To have discovered the identity of this stranger who had come visiting Deede Dawson might have meant much, and he told himself angrily that Clive’s safety had certainly not been worth purchasing at the cost of such a lost chance, though he supposed that was a point on which Clive himself might possibly entertain a different opinion.
But now there was nothing for it but to go quietly back to the house, for clearly Deede Dawson’s suspicions were aroused and he had his revolver ready in his hand.
“I suppose it was only cats all the time,” he observed, with apparent unconcern. “But at first I made sure there were no burglars in the house.”
“And I suppose,” suggested Deede Dawson. “You think one burglar’s enough in a household.”
“I don’t mean to have any one else mucking around,” growled Dunn in answer.
“Very admirable sentiments,” said Deede Dawson and asked several more questions that showed he still entertained some suspicion of Dunn, and was not altogether satisfied that his appearance in the garden was quite innocent, or that the noise heard there was due solely to cats.
Dunn answered as best he could, and Deede Dawson listened and smiled, and smiled again, and watched him from eyes that did not smile at all.
“Oh, well,” Deede Dawson said at last, with a yawn. “Anyhow, it’s all right now.
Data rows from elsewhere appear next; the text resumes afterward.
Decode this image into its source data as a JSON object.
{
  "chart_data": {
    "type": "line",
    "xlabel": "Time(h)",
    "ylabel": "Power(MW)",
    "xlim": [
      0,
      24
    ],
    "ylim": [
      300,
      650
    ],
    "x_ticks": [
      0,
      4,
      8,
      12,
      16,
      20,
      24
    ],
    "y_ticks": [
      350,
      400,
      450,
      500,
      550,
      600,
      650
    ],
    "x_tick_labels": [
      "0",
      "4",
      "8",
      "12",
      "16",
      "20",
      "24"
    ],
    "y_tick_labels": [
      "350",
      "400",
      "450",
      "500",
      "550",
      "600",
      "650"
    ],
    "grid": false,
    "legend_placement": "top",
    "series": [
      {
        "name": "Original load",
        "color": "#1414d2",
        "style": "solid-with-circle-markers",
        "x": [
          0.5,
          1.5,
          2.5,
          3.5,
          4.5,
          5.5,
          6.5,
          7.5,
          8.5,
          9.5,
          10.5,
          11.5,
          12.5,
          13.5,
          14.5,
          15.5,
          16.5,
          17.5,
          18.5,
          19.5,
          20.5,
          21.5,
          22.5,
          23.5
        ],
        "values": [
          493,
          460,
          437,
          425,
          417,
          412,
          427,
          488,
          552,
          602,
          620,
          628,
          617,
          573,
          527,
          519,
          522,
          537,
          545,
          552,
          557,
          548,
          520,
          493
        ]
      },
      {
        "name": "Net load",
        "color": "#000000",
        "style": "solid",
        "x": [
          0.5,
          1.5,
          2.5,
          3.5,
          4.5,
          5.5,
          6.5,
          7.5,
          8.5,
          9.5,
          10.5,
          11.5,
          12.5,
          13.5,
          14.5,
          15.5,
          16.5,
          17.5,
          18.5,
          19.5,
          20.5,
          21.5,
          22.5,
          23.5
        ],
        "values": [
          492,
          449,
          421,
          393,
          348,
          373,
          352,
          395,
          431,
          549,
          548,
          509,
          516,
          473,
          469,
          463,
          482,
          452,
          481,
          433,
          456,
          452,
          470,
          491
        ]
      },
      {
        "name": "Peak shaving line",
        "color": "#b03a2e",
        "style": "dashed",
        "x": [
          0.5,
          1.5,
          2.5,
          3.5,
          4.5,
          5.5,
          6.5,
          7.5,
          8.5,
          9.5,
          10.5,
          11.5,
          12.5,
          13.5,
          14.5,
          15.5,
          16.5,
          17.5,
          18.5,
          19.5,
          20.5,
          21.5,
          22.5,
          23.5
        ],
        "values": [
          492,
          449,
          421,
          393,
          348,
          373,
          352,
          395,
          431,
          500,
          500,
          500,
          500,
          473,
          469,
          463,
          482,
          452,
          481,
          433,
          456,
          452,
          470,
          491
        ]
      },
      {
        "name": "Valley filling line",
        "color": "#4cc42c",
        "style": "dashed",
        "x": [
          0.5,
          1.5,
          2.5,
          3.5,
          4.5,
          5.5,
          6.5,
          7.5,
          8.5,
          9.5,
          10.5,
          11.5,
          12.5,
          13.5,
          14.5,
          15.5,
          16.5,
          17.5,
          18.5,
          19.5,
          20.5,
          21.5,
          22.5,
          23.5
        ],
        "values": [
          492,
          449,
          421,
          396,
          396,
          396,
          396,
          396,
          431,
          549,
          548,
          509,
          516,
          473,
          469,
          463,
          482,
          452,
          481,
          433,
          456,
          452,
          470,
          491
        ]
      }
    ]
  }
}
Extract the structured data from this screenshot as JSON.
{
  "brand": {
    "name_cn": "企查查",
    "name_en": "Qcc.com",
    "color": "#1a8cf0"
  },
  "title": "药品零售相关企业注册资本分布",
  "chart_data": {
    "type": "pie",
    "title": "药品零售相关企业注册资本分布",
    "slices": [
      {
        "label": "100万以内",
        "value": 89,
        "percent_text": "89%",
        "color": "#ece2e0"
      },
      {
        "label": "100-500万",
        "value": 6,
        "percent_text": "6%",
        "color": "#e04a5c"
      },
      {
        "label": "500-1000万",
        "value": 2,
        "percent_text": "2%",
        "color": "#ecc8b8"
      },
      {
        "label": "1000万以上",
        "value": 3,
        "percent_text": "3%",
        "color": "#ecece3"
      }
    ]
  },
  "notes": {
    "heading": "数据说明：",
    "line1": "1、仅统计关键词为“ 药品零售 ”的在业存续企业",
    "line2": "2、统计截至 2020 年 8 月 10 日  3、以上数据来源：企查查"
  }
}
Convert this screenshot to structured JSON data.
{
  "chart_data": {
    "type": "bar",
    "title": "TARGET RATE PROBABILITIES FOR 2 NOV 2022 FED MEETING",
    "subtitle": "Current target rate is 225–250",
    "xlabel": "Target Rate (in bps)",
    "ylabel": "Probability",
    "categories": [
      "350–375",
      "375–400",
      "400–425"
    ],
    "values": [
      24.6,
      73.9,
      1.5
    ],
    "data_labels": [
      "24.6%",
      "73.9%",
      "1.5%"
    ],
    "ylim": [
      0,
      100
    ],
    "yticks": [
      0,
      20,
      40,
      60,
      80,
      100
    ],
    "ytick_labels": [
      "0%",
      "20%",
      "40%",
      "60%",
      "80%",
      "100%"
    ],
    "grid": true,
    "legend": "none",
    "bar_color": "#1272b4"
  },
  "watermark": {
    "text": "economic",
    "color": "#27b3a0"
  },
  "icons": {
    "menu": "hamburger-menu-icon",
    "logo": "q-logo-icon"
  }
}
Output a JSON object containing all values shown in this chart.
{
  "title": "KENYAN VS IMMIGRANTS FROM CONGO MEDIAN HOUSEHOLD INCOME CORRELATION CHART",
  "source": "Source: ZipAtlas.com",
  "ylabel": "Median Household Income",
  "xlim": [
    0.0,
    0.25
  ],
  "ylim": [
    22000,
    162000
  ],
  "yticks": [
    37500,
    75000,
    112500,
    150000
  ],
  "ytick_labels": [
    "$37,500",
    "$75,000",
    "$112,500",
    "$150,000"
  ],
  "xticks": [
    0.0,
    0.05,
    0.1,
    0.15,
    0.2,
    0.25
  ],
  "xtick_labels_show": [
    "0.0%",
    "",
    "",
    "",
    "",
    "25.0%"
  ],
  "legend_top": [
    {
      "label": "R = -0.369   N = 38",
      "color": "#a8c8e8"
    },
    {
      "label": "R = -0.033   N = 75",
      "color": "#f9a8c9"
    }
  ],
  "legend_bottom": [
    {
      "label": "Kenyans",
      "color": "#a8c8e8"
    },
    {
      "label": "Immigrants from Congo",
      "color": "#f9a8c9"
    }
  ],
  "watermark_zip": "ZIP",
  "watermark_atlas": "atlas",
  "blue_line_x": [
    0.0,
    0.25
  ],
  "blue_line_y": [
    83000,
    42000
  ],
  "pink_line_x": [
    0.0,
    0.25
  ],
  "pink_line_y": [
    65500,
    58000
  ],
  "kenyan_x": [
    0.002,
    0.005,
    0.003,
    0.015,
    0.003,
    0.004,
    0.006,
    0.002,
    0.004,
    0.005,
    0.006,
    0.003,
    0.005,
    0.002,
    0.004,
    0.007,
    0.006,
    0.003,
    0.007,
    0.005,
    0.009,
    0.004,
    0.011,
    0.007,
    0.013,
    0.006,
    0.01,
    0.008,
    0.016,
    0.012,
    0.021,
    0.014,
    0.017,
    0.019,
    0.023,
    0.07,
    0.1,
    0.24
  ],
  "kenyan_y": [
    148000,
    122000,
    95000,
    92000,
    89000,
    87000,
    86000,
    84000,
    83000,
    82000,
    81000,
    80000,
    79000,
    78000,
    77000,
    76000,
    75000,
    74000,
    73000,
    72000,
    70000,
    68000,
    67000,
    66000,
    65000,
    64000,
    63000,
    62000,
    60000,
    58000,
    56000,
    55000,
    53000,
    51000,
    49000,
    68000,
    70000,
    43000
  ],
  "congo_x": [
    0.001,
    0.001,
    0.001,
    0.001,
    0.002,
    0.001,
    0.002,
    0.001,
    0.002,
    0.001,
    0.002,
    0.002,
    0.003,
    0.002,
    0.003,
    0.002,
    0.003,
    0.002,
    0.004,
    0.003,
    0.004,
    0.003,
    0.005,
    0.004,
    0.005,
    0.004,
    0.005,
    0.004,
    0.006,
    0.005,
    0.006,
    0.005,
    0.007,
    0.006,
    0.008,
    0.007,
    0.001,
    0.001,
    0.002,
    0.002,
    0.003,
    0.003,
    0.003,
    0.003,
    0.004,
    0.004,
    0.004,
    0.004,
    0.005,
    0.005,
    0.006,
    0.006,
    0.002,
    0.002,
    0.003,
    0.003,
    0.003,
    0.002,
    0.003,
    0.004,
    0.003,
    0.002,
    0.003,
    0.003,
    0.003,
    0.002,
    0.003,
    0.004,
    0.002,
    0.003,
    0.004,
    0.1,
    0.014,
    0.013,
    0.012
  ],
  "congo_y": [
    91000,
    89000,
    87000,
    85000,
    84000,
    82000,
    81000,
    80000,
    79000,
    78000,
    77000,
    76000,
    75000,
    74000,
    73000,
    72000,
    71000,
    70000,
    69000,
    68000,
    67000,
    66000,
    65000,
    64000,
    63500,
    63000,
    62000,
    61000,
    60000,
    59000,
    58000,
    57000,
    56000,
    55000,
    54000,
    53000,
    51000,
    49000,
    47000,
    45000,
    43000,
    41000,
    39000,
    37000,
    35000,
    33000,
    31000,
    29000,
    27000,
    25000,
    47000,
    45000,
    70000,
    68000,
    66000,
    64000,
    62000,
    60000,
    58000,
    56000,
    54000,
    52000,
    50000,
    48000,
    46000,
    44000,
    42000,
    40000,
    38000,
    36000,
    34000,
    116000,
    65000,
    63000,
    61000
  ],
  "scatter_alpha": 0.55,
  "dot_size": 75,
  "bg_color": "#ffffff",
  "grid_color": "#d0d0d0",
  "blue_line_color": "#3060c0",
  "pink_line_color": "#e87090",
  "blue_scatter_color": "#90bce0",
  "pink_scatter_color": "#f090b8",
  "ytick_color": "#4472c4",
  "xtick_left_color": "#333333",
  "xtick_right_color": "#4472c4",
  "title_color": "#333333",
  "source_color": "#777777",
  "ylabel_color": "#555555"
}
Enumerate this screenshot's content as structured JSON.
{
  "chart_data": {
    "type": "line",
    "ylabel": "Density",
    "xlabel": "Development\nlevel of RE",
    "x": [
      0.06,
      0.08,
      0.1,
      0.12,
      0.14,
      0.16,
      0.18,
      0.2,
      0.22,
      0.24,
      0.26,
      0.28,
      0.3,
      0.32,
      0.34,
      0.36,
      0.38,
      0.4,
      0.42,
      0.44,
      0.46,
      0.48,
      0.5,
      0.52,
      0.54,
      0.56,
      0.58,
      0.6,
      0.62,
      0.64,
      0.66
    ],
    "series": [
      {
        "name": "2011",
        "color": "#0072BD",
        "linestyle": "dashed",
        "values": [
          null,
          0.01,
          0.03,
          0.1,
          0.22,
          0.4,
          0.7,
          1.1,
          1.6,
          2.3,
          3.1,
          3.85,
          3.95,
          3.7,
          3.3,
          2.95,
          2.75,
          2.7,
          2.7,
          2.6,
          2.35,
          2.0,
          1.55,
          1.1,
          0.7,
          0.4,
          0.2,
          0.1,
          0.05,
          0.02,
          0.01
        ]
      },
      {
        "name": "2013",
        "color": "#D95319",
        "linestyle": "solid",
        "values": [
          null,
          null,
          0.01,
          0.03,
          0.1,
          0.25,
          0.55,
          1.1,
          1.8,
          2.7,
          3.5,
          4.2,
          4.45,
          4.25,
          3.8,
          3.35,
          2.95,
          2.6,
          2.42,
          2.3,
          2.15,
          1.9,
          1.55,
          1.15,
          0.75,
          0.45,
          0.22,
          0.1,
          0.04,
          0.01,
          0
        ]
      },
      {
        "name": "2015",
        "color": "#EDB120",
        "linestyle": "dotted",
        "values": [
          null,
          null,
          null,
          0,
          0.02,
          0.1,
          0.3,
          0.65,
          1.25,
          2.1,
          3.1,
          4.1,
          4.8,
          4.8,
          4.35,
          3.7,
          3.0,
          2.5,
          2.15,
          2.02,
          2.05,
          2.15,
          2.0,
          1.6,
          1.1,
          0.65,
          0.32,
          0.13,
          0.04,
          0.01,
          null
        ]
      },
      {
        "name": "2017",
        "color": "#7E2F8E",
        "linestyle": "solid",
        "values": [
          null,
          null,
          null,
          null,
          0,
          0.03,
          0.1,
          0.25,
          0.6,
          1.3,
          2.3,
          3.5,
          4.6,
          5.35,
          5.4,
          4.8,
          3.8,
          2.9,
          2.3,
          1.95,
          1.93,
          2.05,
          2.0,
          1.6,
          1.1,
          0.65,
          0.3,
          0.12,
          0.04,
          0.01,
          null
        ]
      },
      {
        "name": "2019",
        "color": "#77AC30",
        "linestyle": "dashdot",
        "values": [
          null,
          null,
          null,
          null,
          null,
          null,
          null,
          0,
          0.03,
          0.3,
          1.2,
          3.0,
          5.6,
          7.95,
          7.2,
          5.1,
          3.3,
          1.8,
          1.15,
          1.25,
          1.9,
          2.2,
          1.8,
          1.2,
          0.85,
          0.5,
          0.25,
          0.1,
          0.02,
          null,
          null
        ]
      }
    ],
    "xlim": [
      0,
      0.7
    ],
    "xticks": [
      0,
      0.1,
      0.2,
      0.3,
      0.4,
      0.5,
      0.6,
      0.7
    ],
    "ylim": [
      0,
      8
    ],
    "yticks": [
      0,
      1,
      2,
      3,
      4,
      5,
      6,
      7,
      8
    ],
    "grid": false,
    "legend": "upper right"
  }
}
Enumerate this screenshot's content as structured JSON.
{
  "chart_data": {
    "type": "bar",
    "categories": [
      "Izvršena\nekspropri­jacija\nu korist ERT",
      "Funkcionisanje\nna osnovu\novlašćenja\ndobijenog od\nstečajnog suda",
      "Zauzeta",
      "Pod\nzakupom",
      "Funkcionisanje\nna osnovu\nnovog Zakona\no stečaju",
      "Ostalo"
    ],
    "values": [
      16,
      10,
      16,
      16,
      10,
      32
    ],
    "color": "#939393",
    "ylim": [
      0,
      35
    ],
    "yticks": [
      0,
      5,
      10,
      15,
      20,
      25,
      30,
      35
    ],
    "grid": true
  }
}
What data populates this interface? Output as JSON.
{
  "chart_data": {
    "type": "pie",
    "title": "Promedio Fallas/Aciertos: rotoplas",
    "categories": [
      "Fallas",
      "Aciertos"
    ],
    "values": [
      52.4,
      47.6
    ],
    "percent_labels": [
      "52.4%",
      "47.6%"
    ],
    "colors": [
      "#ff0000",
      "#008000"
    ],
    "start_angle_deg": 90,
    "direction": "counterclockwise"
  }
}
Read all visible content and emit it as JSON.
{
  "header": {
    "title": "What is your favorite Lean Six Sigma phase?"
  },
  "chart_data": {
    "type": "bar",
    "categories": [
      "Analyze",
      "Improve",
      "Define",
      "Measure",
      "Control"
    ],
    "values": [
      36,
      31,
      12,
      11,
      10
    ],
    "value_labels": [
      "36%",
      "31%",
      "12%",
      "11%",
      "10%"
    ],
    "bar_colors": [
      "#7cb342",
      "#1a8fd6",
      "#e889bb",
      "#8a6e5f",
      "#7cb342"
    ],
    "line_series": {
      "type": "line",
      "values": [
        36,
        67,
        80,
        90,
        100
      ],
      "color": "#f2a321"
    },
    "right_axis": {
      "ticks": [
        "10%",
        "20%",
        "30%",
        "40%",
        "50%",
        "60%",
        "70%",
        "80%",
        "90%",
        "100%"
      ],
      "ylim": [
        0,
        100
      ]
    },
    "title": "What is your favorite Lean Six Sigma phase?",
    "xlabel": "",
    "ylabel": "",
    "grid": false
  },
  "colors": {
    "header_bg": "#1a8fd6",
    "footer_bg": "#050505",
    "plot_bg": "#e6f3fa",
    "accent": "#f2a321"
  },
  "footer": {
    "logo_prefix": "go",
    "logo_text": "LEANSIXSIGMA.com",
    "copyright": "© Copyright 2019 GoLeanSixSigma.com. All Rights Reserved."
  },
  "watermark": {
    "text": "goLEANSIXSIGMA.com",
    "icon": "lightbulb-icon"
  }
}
You had better get along back to bed, and I’ll lock up.” He accompanied Dunn into the hall and watched him ascend the stairs, and as Dunn went slowly up them he felt by no means sure that soon a bullet would not come questing after him, searching for heart or brain.
For he was sure that Deede Dawson still suspected him, and he knew Deede Dawson to be very sudden and swift in action. But nothing happened, he reached the broad, first landing in safety, and he was about to go on up to his attic when he beard a door at the end of the passage open and saw Ella appear in her dressing-gown.
“What is the matter?” she asked, in a low voice.
“It’s all right,” he answered. “There was a noise in the garden, and I came down to see what it was, but it’s only cats.”
“Oh, is that all?” she said distrustfully.